Representante de Estados Unidos en la ONU y Miguel Diaz Canel y Raul Castro en una marcha en Cuba

La acusación fue formulada por Jeffrey A. Bartos, representante de Estados Unidos para la Gestión y Reforma de las Naciones Unidas, durante un debate del Consejo de Seguridad convocado por Dinamarca sobre inseguridad alimentaria. El funcionario cuestionó que el Gobierno cubano atribuya la crisis exclusivamente a las sanciones de Washington y sostuvo que la población enfrenta escasez de alimentos, combustible y electricidad después de décadas de “corrupción y mala gestión económica”. También denunció que la élite gobernante conserva estilos de vida privilegiados mientras se invierten recursos en infraestructura turística de lujo.

El foro no fue diseñado específicamente para discutir a Cuba, sino para abordar cómo los conflictos y las decisiones políticas agravan el hambre a escala global. Esa circunstancia vuelve relevante la intervención estadounidense: Washington aprovechó una tribuna multilateral para reforzar una línea diplomática que busca presentar a GAESA, el Grupo de Administración Empresarial S.A. vinculado a las Fuerzas Armadas Revolucionarias, como núcleo de una economía opaca y concentrada. Bartos afirmó que empresas del conglomerado acumulan más de 18.000 millones de dólares en cuentas en el extranjero, una cifra que coincide de forma aproximada con documentos financieros filtrados y analizados por BBC News Mundo y Miami Herald.

Los papeles citados sitúan los activos de GAESA en alrededor de 17.894 millones de dólares en marzo de 2024, incluidos unos 14.467 millones depositados en cuentas bancarias. Tales documentos no ofrecen por sí solos una radiografía completa de las finanzas públicas cubanas ni permiten concluir automáticamente que todo ese dinero esté disponible para importar alimentos, medicamentos o combustible. Sin embargo, sí alimentan una pregunta de interés público difícil de esquivar: si existen grandes recursos bajo control de un conglomerado militar-empresarial, ¿qué mecanismos transparentes permiten saber cómo se usan, qué parte se reinvierte y qué prioridad reciben las necesidades básicas de la población?

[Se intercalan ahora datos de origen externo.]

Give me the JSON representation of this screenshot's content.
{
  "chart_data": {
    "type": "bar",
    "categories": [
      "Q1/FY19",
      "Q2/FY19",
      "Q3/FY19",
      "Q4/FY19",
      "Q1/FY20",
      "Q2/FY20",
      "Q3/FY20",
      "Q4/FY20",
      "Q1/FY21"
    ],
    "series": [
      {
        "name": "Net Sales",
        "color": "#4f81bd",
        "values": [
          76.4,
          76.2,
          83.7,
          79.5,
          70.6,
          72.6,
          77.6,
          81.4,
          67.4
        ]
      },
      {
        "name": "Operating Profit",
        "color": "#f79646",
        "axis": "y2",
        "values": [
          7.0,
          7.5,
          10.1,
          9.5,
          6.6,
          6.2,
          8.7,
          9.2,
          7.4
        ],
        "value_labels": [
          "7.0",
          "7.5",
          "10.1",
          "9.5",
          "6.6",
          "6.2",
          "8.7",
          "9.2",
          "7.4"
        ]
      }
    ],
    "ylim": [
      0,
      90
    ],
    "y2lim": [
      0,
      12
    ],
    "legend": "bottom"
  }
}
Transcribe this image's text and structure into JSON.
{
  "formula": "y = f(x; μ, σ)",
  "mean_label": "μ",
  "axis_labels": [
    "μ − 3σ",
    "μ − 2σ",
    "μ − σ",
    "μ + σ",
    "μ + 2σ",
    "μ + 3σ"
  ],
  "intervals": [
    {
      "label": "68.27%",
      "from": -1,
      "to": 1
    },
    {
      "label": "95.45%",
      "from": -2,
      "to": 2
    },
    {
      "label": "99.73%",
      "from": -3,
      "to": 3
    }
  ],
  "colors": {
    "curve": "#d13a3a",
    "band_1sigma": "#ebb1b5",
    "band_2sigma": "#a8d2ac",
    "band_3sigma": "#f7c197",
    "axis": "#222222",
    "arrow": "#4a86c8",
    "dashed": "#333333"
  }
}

La posición oficial cubana subraya, con razón, que el bloqueo estadounidense limita transacciones, penaliza a proveedores, encarece fletes y créditos, y restringe el acceso a bienes esenciales. Las sanciones no son un detalle menor: tienen efectos concretos sobre la capacidad de compra de un país con poco margen financiero. Pero el reconocimiento de ese daño externo no debería cancelar el análisis de responsabilidades internas. La persistencia de apagones, el deterioro del transporte, la inflación, el bajo poder adquisitivo del salario estatal y la desigual distribución de bienes entre quienes acceden a divisas y quienes dependen de ingresos en pesos son problemas que exigen explicaciones, información verificable y control ciudadano.

La intervención de Bartos tiene, desde luego, un componente político. Estados Unidos mantiene una estrategia de presión contra La Habana y ha convertido a GAESA en objetivo central de sanciones y discursos oficiales. Por ello, sus acusaciones no deben aceptarse de forma acrítica ni servir como coartada para nuevas medidas que castiguen a la población cubana. La exigencia de transparencia sobre empresas estatales y militares es compatible con rechazar políticas de asfixia económica que terminan afectando a familias, trabajadores, jubilados y pequeños negocios más que a las élites que se pretende sancionar.

La polémica revela una fractura mayor: Cuba necesita recursos, pero también necesita instituciones que permitan conocer quién decide sobre ellos y con qué criterios. En un país donde la vida diaria se organiza alrededor de apagones, colas, remesas y precios inaccesibles, la opacidad deja de ser un problema técnico para convertirse en una forma de desigualdad. ¿Puede defenderse la soberanía nacional sin rendición de cuentas sobre los fondos que administran los grupos de poder? ¿Qué garantía tienen los cubanos de que las prioridades económicas responden a sus necesidades y no a la preservación de privilegios?